Fairhope Seeks $9 Million Federal Grant for Fairhope Avenue Safety Overhaul
The May 11 vote authorizes Mayor Sherry Sullivan to apply to the FHWA Safe Streets and Roads for All program. If awarded, the funding would target three Fairhope Avenue intersections — Ingleside, South Mobile Street, and Bishop — plus downtown pedestrian improvements. The city's 20 percent local match would be $1.8 million.
The Fairhope City Council on Monday, May 11, authorized Mayor Sherry Sullivan to apply for a $9 million federal Safe Streets and Roads for All (SS4A) Implementation grant to fund safety improvements along the Fairhope Avenue corridor.
The vote came as Resolution #9 on the regular meeting agenda. If the grant is awarded, the Federal Highway Administration would cover $7.2 million of the project, with the city responsible for a 20 percent local match of $1,800,000.

Agenda excerpt, May 11, 2026 Fairhope City Council Regular Meeting, page 1.
What the money would pay for
According to the resolution and the accompanying staff memo from Interim Public Works Director John Thomas, the application identifies three Fairhope Avenue intersection improvements plus a package of downtown pedestrian projects:
- Ingleside Street at Fairhope Avenue
- South Mobile Street at Fairhope Avenue
- Bishop Road at Fairhope Avenue
- Pedestrian-safety improvements in downtown Fairhope

Fairhope Avenue corridor recommendations. Source: Fairhope Safe Streets and Roads for All Safety Action Plan, May 2026.
The staff memo says the projects "are coming from the Safe Streets for All Safety Action Plan and the City's priority streets projects," and notes that Kimley-Horn — the engineering firm the city hired in April to assemble the application — is also working with the Fairhope Police Department to fold pedestrian-safety elements into the grant. "Final details of the projects are not available yet because they are still being worked on," the memo states.

SS4A grant staff memo, May 11 meeting packet, page 92.
How the project got here
This is the second SS4A-related action the Council has taken in five weeks. At its April 13 meeting, the Council approved the selection of Kimley-Horn and Associates, Inc. as the city's professional consultant on the SS4A implementation application (RFQ PS26-025), authorizing the mayor to execute a not-to-exceed contract.

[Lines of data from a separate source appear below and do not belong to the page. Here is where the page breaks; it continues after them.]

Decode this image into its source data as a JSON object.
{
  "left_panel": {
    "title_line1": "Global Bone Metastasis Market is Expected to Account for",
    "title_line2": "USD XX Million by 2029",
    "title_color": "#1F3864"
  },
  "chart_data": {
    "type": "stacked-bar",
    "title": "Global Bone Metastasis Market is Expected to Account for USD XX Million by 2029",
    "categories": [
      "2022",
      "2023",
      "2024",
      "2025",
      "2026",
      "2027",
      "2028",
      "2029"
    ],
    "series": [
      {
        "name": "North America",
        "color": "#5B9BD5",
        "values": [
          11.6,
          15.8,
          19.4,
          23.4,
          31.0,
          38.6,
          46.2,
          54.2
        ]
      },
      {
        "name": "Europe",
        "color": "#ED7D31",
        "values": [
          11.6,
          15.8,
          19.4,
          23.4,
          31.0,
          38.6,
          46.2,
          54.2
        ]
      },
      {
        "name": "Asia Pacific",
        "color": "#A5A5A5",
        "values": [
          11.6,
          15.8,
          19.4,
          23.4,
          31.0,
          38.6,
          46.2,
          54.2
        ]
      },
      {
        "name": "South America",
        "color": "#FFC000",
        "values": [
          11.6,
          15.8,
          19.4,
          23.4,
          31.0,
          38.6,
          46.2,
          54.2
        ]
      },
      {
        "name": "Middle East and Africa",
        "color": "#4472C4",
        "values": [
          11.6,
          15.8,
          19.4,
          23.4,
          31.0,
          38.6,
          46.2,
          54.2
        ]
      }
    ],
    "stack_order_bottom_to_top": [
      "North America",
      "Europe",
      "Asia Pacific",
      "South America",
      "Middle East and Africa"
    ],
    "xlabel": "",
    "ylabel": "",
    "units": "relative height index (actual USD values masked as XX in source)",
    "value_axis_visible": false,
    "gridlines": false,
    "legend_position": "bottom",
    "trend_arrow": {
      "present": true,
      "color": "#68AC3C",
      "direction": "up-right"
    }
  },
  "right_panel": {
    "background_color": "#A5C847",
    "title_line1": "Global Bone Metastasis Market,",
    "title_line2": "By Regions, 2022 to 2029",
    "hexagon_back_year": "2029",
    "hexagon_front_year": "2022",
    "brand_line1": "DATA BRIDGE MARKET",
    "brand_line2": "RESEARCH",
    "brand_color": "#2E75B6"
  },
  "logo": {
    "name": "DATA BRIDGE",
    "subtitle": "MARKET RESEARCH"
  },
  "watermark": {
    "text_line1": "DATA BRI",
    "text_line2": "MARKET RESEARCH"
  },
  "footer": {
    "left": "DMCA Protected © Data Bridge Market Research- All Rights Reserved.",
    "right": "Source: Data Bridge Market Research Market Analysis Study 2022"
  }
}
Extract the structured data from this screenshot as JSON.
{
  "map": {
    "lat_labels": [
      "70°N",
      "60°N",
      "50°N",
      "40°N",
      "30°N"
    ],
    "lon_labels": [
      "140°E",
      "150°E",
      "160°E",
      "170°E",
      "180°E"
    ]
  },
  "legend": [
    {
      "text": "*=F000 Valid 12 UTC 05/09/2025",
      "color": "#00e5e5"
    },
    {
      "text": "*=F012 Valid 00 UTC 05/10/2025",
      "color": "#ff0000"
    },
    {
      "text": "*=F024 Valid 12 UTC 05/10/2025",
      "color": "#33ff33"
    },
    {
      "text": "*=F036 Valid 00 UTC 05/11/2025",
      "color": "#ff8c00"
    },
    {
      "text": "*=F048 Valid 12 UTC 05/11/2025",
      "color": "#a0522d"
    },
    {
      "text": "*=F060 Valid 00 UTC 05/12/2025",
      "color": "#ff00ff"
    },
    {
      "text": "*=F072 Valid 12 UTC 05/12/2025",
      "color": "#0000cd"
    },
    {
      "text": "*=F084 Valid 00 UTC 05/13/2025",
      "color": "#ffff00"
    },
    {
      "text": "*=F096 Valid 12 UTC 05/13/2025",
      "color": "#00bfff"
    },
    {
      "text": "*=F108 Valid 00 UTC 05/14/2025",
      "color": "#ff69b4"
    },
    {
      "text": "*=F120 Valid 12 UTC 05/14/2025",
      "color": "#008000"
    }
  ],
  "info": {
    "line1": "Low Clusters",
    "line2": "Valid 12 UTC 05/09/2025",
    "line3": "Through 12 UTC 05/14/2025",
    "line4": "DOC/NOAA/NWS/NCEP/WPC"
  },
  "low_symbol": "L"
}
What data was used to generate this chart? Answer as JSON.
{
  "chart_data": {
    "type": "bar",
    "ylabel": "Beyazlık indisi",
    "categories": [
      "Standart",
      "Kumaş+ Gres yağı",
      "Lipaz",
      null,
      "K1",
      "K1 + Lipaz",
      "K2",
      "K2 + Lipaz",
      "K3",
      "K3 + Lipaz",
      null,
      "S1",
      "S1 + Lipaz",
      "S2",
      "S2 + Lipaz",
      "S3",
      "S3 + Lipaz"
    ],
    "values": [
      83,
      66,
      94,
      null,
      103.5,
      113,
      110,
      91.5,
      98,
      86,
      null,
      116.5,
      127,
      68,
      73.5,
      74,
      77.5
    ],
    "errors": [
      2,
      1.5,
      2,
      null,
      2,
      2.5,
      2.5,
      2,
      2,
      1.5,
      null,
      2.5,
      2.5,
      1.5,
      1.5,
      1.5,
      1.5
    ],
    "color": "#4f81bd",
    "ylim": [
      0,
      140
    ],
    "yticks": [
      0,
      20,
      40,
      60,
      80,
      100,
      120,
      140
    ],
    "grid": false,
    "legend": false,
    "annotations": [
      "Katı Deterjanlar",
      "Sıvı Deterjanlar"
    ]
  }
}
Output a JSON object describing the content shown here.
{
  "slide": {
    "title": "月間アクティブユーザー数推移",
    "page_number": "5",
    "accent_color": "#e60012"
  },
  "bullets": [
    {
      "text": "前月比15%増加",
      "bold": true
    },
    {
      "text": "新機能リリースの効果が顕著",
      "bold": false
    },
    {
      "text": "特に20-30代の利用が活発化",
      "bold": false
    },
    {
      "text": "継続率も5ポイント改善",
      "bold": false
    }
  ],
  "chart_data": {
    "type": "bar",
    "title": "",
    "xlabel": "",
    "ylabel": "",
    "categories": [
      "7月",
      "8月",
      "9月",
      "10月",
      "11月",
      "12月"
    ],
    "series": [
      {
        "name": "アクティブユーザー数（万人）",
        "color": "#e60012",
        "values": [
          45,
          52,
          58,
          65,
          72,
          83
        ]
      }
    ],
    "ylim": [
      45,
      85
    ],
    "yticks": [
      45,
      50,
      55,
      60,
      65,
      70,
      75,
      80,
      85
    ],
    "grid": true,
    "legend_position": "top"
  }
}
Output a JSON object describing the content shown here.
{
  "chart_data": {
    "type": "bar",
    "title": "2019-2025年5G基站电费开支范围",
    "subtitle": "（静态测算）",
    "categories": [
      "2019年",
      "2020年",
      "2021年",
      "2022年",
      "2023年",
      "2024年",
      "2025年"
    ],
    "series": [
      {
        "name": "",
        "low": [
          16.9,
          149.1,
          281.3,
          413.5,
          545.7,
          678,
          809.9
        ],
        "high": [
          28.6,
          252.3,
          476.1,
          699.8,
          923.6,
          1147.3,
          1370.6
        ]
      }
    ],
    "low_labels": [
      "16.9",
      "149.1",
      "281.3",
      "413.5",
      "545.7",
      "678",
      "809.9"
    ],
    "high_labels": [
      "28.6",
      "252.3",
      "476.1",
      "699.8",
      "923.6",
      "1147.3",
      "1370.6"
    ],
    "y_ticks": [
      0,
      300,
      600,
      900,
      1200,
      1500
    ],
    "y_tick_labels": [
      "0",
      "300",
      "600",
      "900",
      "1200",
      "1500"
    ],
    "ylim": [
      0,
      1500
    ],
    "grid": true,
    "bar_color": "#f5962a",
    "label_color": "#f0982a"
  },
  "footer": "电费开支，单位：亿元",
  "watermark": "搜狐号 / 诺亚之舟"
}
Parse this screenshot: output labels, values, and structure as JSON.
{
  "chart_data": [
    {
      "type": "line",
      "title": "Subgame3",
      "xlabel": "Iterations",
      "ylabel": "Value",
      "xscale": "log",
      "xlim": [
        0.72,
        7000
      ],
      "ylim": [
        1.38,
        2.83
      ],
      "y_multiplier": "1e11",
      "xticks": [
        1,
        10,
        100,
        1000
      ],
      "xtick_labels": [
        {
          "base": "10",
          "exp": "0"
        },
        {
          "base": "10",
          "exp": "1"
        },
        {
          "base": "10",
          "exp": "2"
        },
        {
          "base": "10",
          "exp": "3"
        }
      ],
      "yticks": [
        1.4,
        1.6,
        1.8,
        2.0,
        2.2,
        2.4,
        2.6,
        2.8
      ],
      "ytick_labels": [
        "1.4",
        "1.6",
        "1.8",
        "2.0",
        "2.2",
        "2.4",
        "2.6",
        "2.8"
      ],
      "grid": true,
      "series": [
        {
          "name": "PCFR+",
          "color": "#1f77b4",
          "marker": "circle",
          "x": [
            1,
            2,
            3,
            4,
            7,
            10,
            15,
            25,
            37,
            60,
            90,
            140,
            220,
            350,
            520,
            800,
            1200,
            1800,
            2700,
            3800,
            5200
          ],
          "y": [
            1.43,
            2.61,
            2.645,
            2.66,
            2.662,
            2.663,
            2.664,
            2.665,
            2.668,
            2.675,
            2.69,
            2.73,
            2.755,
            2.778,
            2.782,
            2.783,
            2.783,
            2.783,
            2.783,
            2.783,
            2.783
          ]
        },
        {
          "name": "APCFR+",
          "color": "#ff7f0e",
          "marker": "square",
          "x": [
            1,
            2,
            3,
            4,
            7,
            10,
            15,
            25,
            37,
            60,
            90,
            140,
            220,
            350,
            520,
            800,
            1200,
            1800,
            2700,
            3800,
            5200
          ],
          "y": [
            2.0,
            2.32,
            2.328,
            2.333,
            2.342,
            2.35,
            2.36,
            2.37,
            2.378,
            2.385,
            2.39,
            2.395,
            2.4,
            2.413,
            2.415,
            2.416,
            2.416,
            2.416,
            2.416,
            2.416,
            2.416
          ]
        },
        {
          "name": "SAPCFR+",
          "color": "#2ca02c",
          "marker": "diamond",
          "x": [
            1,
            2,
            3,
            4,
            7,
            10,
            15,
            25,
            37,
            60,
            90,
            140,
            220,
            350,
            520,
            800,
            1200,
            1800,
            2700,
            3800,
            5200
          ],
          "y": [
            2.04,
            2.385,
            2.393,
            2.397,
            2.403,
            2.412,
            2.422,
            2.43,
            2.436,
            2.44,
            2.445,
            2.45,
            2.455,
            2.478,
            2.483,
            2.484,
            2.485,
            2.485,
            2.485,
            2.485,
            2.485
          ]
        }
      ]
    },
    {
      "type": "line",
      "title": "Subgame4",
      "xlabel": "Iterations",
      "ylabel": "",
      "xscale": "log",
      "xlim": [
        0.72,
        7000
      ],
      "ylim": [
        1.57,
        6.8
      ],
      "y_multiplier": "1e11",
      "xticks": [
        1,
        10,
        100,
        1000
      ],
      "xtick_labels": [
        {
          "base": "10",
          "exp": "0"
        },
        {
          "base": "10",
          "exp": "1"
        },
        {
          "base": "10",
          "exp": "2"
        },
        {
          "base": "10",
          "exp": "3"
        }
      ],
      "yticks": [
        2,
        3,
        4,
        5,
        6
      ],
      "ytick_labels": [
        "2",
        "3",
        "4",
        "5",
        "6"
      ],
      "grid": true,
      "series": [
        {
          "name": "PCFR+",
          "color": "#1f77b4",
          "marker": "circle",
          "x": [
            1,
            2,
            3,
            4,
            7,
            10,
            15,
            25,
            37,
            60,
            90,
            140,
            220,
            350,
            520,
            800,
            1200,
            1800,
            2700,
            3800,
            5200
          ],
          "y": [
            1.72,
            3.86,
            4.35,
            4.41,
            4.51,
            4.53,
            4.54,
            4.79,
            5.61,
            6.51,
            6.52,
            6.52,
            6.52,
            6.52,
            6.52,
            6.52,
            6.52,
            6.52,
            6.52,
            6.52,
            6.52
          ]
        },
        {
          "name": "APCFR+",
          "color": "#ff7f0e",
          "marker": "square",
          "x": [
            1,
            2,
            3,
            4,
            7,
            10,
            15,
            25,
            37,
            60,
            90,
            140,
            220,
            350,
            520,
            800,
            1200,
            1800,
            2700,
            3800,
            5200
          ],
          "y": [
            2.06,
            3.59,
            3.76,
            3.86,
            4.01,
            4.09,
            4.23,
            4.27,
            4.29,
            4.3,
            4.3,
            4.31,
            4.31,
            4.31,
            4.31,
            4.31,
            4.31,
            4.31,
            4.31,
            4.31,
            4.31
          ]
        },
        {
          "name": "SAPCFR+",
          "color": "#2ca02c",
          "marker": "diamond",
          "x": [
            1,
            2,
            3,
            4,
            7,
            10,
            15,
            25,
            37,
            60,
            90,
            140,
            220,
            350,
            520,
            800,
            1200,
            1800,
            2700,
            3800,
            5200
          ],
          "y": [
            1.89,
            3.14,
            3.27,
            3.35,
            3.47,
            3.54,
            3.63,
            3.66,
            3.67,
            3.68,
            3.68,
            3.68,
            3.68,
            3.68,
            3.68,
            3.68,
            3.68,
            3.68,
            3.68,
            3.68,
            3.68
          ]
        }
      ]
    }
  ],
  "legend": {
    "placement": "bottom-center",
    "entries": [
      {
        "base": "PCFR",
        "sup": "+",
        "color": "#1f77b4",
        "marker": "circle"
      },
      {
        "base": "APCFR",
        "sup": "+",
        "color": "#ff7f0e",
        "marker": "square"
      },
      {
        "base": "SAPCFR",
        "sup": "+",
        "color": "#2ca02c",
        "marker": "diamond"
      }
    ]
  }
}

Fairhope Safe Streets and Roads for All Safety Action Plan (May 2026), City of Fairhope.
The Safe Streets and Roads for All program is a federal initiative administered by the U.S. Department of Transportation through the Federal Highway Administration. It funds local plans and projects aimed at reducing roadway fatalities and serious injuries. The completed Safety Action Plan — an earlier SS4A milestone the city wrapped up before this spring's grant-application work began — established the priority projects now being packaged into this grant request.
What happens next
The application heads to FHWA under the federal SS4A Implementation Funding Program, which is a competitive grant cycle (Docket No. DOT-OST-2026-0050, issued March 27, 2026). If awarded, project design will move forward; if not, the city retains the priority list and can resubmit in future cycles.
The May 11 meeting also included a separate, smaller federal grant action — Resolution #8 authorized an Alabama Department of Transportation (ALDOT) TAP grant application of $1,286,100 for pedestrian crossing signals at the intersection of State Routes 104 and 181, also with an 80/20 match requirement.